[Mesa-dev] [RFC] nir: compiler options for addressing modes

Wed Apr 15 08:16:28 PDT 2015

On Wed, Apr 15, 2015 at 10:32 AM, Connor Abbott <cwabbott0 at gmail.com> wrote:
>>
>> But more immediately, I hit a sort of snag:  I cannot seem to narrow
>> from 32b to 16b at the same time I move to address register.  Which
>> ends up meaning I need a mov from 32b to 16b followed by a 2nd mov to
>> get it into address register...  which sort of defeats the purpose of
>> this whole exercise.  I need to do some more r/e around this, but it
>> may end up being better the way it was before.  And if we end up
>> needing to do the shl in half-precision registers, then solving this
>> in NIR would (I think) require NIR to be aware of half-precision.
>> Which sounds useful, but -EBIGGER_FIRES
>
> I don't quite understand... is this just a problem with using
> registers? Would the entire sequence of operations need to be in 16
> bits, or can you have whatever instruction computed your address do
> the conversion to 16-bit as part of the output? If it's the latter,
> you can just re-emit a 16-bit-outputting version of it and use that,
> although it's a bit of a hack.

Well, the problem if the shl is done in NIR, I commenly end up with:

  cov.f32s32 r0.x, r0.x
  shl.b r0.x, r0.x, 2
  cov.s32s16 hr0.x, r0.x
  mova a0.x, hr0.x

vs

  cov.f32s16 hr0.x, r0.x
  shl.b hr0.x, hr0.x, 2
  mova a0.x, hr0.x

(in both cases, with four nop's between each if I don't have other
instructions I can schedule in between, so the extra instruction here
could translate to 4 cycles in a lot of cases)

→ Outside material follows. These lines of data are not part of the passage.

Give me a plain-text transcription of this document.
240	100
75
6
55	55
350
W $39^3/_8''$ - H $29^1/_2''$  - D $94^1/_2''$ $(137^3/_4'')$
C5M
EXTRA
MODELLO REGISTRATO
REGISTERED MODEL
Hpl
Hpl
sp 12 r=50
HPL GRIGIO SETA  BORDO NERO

I tried to see if I could do something like 'shl.b hr0.x, r0.x, 2' but
that didn't seem to work.. possibly the narrowing on alu op's only
works for float.  (The ISA has all these fun holes like that, where
the instruction encoding supports things, but the designers apparently
didn't think it was worth it to spend transistors for less common
cases)

> Long-term, support for half-precision in NIR is definitely in the
> cards, but it'll probably have to wait until fp64 support as they're
> both very similar wrt changes we have to make in the IR. Unless
> someone has a burning desire to do half-precision first :).

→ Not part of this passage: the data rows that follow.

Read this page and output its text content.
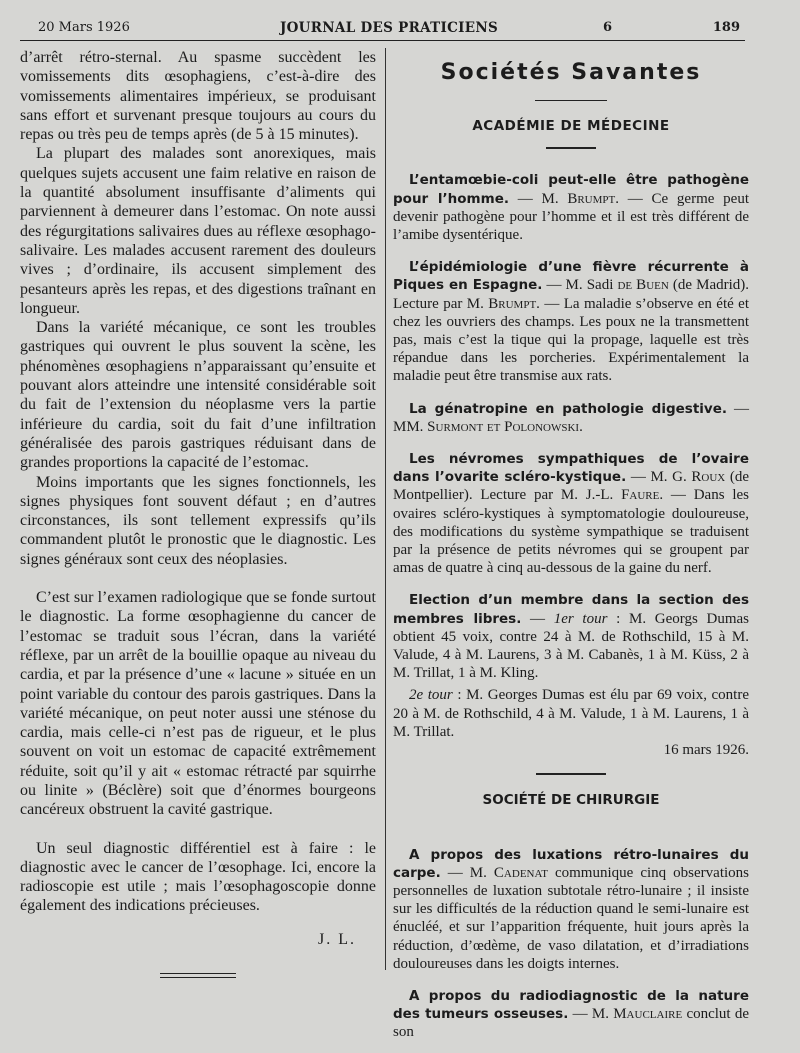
20 Mars 1926	JOURNAL DES PRATICIENS	6	189

d’arrêt rétro-sternal. Au spasme succèdent les vomissements dits œsophagiens, c’est-à-dire des vomissements alimentaires impérieux, se produisant sans effort et survenant presque toujours au cours du repas ou très peu de temps après (de 5 à 15 minutes).

La plupart des malades sont anorexiques, mais quelques sujets accusent une faim relative en raison de la quantité absolument insuffisante d’aliments qui parviennent à demeurer dans l’estomac. On note aussi des régurgitations salivaires dues au réflexe œsophago-salivaire. Les malades accusent rarement des douleurs vives ; d’ordinaire, ils accusent simplement des pesanteurs après les repas, et des digestions traînant en longueur.

Dans la variété mécanique, ce sont les troubles gastriques qui ouvrent le plus souvent la scène, les phénomènes œsophagiens n’apparaissant qu’ensuite et pouvant alors atteindre une intensité considérable soit du fait de l’extension du néoplasme vers la partie inférieure du cardia, soit du fait d’une infiltration généralisée des parois gastriques réduisant dans de grandes proportions la capacité de l’estomac.

Moins importants que les signes fonctionnels, les signes physiques font souvent défaut ; en d’autres circonstances, ils sont tellement expressifs qu’ils commandent plutôt le pronostic que le diagnostic. Les signes généraux sont ceux des néoplasies.

C’est sur l’examen radiologique que se fonde surtout le diagnostic. La forme œsophagienne du cancer de l’estomac se traduit sous l’écran, dans la variété réflexe, par un arrêt de la bouillie opaque au niveau du cardia, et par la présence d’une « lacune » située en un point variable du contour des parois gastriques. Dans la variété mécanique, on peut noter aussi une sténose du cardia, mais celle-ci n’est pas de rigueur, et le plus souvent on voit un estomac de capacité extrêmement réduite, soit qu’il y ait « estomac rétracté par squirrhe ou linite » (Béclère) soit que d’énormes bourgeons cancéreux obstruent la cavité gastrique.

Un seul diagnostic différentiel est à faire : le diagnostic avec le cancer de l’œsophage. Ici, encore la radioscopie est utile ; mais l’œsophagoscopie donne également des indications précieuses.

J. L.

Sociétés Savantes
ACADÉMIE DE MÉDECINE

L’entamœbie-coli peut-elle être pathogène pour l’homme. — M. Brumpt. — Ce germe peut devenir pathogène pour l’homme et il est très différent de l’amibe dysentérique.

L’épidémiologie d’une fièvre récurrente à Piques en Espagne. — M. Sadi de Buen (de Madrid). Lecture par M. Brumpt. — La maladie s’observe en été et chez les ouvriers des champs. Les poux ne la transmettent pas, mais c’est la tique qui la propage, laquelle est très répandue dans les porcheries. Expérimentalement la maladie peut être transmise aux rats.

La génatropine en pathologie digestive. — MM. Surmont et Polonowski.

Les névromes sympathiques de l’ovaire dans l’ovarite scléro-kystique. — M. G. Roux (de Montpellier). Lecture par M. J.-L. Faure. — Dans les ovaires scléro-kystiques à symptomatologie douloureuse, des modifications du système sympathique se traduisent par la présence de petits névromes qui se groupent par amas de quatre à cinq au-dessous de la gaine du nerf.

Election d’un membre dans la section des membres libres. — 1er tour : M. Georgs Dumas obtient 45 voix, contre 24 à M. de Rothschild, 15 à M. Valude, 4 à M. Laurens, 3 à M. Cabanès, 1 à M. Küss, 2 à M. Trillat, 1 à M. Kling.

2e tour : M. Georges Dumas est élu par 69 voix, contre 20 à M. de Rothschild, 4 à M. Valude, 1 à M. Laurens, 1 à M. Trillat.

16 mars 1926.

SOCIÉTÉ DE CHIRURGIE

A propos des luxations rétro-lunaires du carpe. — M. Cadenat communique cinq observations personnelles de luxation subtotale rétro-lunaire ; il insiste sur les difficultés de la réduction quand le semi-lunaire est énucléé, et sur l’apparition fréquente, huit jours après la réduction, d’œdème, de vaso dilatation, et d’irradiations douloureuses dans les doigts internes.

A propos du radiodiagnostic de la nature des tumeurs osseuses. — M. Mauclaire conclut de son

It would be useful..  or at least my understanding is half-precision
should be faster for me.  Although I don't see a particularly good way
to solve that until we figure out how to get TGSI out from the middle.
I guess I need to take a look at the tie-ins between
vbo/uniform/texture/etc state in mesa st and tgsi, and figure out how
to make that work without a glsl_to_tgsi pass so drivers can request
NIR directly.  That probably comes after flow control in ir3 backend,
but *eventually* I'll be really interested in proper mediump support.

BR,
-R